Forget SEO Tactics. Put Your Audience First

The following article originally ran in my regular column at

I recently read a piece by Sarah Skerik, author of Unlocking Social Media for PR and vice president of content marketing for PR Newswire. I love what Sarah has to say and it mirrors my opinion exactly.
Do you want to succeed as a communicator at any level? Then first and foremost, your agenda should be to attract viewers and readers who are genuinely interested in your message and topic. How do you do that? The solution is simple. Deliver content that is genuinely interesting.
It seems so fundamental. Among all the rules of press release writing, for example—keyword usage and placement, hyperlinks, social sharing, hashtagging—so many communicators forget the fundamental purpose of the press release is to serve your audience with news and information they want and can actually use.
Sarah says it brilliantly: “Instead of picking apart the structural mechanics of the press release, I believe it’s important to spend a little time thinking about the overall message and the focus. We have to do a better job of presenting content in our readers’ context, not within the brand’s messaging framework.” [italics are mine]
What a novel idea. Put your audience first.

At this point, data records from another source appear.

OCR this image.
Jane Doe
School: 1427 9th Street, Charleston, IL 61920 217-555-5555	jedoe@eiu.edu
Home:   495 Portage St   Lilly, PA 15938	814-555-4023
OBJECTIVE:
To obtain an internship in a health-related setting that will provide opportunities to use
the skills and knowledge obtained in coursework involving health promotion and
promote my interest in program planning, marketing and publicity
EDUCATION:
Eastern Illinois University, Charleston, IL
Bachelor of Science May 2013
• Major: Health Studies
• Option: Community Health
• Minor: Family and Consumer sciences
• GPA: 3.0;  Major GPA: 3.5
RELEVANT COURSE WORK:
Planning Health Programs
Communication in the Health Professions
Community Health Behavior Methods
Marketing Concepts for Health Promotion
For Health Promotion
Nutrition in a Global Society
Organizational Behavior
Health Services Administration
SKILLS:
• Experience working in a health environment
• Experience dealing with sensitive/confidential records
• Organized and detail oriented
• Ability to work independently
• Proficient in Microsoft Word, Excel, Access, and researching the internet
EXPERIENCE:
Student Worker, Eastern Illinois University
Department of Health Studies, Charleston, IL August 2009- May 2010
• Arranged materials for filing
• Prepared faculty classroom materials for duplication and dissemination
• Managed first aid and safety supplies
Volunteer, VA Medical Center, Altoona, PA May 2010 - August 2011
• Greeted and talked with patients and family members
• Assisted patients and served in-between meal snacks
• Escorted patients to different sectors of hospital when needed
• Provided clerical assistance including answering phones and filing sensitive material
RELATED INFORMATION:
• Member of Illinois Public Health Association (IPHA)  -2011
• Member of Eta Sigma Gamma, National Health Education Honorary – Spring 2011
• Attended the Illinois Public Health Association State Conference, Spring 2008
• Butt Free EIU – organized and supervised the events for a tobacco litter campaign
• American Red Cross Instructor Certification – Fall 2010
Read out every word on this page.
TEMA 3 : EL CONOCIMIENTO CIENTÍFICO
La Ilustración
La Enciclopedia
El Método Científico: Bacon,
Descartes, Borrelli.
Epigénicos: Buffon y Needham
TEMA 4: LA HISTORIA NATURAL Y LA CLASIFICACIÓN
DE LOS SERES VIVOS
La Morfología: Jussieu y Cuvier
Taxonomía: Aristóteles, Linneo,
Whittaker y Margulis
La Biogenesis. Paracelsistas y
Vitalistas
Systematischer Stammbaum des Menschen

If you fail to grab and hold your reader’s attention and compel and inspire the reader to some sort of a positive action, the release you post won’t be seen. Period. It will, however, be found in web searches on your company’s name or topic, as eternal evidence of your poor ability to communicate well.
What does Sarah hate seeing in press releases? “Jumbled messaging, with angles and themes piled haphazardly on top of one another. The release may start off talking about a partnership or a new product, for example, but then it veers off into a discussion of business strategy, a new hire or the upcoming product pipeline.  It starts to read like a late-night infomercial.  But wait! There’s more!”
I call them “kitchen sink” releases.
Content with too many topics jammed in is not only worthless to readers, but presents problems for the search engines as well. How do you index or categorize a piece of content when the themes it covers wander all over the bush?
Says Sarah: “That thousand word press release containing three months’ worth of announcements is probably doing the brand more harm than good.”
Think of it like the “marshmallow game” you played as a kid. One by one you stuff marshmallows into your mouth to see how many you can get inside and still manage to utter an intelligible message. Are you getting the picture?